Una intensa ola de frío alteró la rutina del sur de Florida y generó una escena inusual en espacios urbanos y campos de golf. Las iguanas, especie invasora ampliamente extendida en la región, quedaron aturdidas o murieron tras la caída histórica de las temperaturas en Miami y zonas cercanas.
El fenómeno se registró durante el primer fin de semana de febrero de 2026, cuando el termómetro descendió por debajo de los registros históricos. En el Aeropuerto Internacional de Miami se reportaron poco más de 35°F, con sensación térmica aún menor, lo que provocó que estos reptiles perdieran control muscular y cayeran de árboles y estructuras.
Además, empresas especializadas en control de fauna respondieron a una demanda sin precedentes. Cazadores comenzaron labores desde la madrugada para aprovechar las condiciones climáticas extremas. En algunas zonas, como campos de golf y complejos residenciales, se recolectaron decenas de ejemplares en lapsos muy cortos.
Iguanas y un impacto directo del clima extremo
Las iguanas reaccionan con especial vulnerabilidad al frío.

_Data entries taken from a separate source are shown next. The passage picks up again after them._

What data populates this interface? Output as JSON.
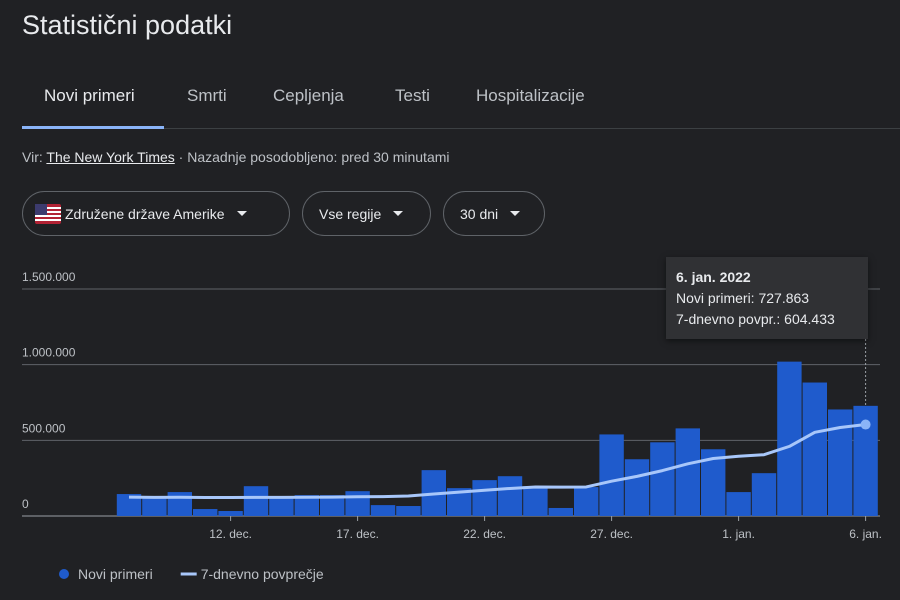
{
  "header": {
    "title": "Statistični podatki"
  },
  "tabs": [
    "Novi primeri",
    "Smrti",
    "Cepljenja",
    "Testi",
    "Hospitalizacije"
  ],
  "source": {
    "prefix": "Vir:",
    "link": "The New York Times",
    "updated": "· Nazadnje posodobljeno: pred 30 minutami"
  },
  "filters": [
    "Združene države Amerike",
    "Vse regije",
    "30 dni"
  ],
  "tooltip": {
    "title": "6. jan. 2022",
    "rows": [
      "Novi primeri: 727.863",
      "7-dnevno povpr.: 604.433"
    ]
  },
  "chart_data": {
    "type": "bar",
    "categories": [
      null,
      null,
      null,
      null,
      "12. dec.",
      null,
      null,
      null,
      null,
      "17. dec.",
      null,
      null,
      null,
      null,
      "22. dec.",
      null,
      null,
      null,
      null,
      "27. dec.",
      null,
      null,
      null,
      null,
      "1. jan.",
      null,
      null,
      null,
      null,
      "6. jan."
    ],
    "series": [
      {
        "name": "Novi primeri",
        "type": "bar",
        "color": "#1f5bcc",
        "values": [
          145000,
          118000,
          158000,
          46000,
          33000,
          197000,
          125000,
          138000,
          138000,
          164000,
          72000,
          66000,
          303000,
          184000,
          237000,
          263000,
          197000,
          53000,
          191000,
          539000,
          375000,
          487000,
          579000,
          441000,
          158000,
          283000,
          1020000,
          882000,
          704000,
          727863
        ]
      },
      {
        "name": "7-dnevno povprečje",
        "type": "line",
        "color": "#a8c7fa",
        "values": [
          125000,
          123000,
          124000,
          122000,
          122000,
          123000,
          123000,
          124000,
          125000,
          127000,
          128000,
          132000,
          145000,
          158000,
          170000,
          182000,
          192000,
          191000,
          192000,
          230000,
          262000,
          300000,
          345000,
          380000,
          395000,
          405000,
          460000,
          553000,
          585000,
          604433
        ]
      }
    ],
    "ylim": [
      0,
      1500000
    ],
    "yticks": [
      0,
      {
        "value": 500000,
        "label": "500.000"
      },
      {
        "value": 1000000,
        "label": "1.000.000"
      },
      {
        "value": 1500000,
        "label": "1.500.000"
      }
    ],
    "grid": true,
    "legend": "bottom-left"
  }
}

Expertos explican que temperaturas cercanas al punto de congelación inducen un estado de shock que las deja inmóviles, aunque no siempre muertas. Aproximadamente la mitad de los ejemplares recolectados durante este evento ya no presentaban signos vitales.
Asimismo, la Comisión de Conservación de Vida Silvestre de Florida autorizó de forma temporal la captura y entrega de iguanas durante el episodio climático. El objetivo fue controlar una población considerada dañina para ecosistemas locales e infraestructura urbana.
Por otro lado, operadores advirtieron a la población que evite manipular estos animales sin capacitación. En experiencias previas, algunas iguanas se reanimaron al entrar en calor, provocando accidentes y situaciones de riesgo para las personas.
En consecuencia, el evento confirmó la relación entre clima extremo y control de especies invasoras. Registros estatales indican que Florida alberga millones de iguanas, cuya presencia genera daños anuales estimados en decenas de millones de dólares en jardinería, diques y redes de servicios.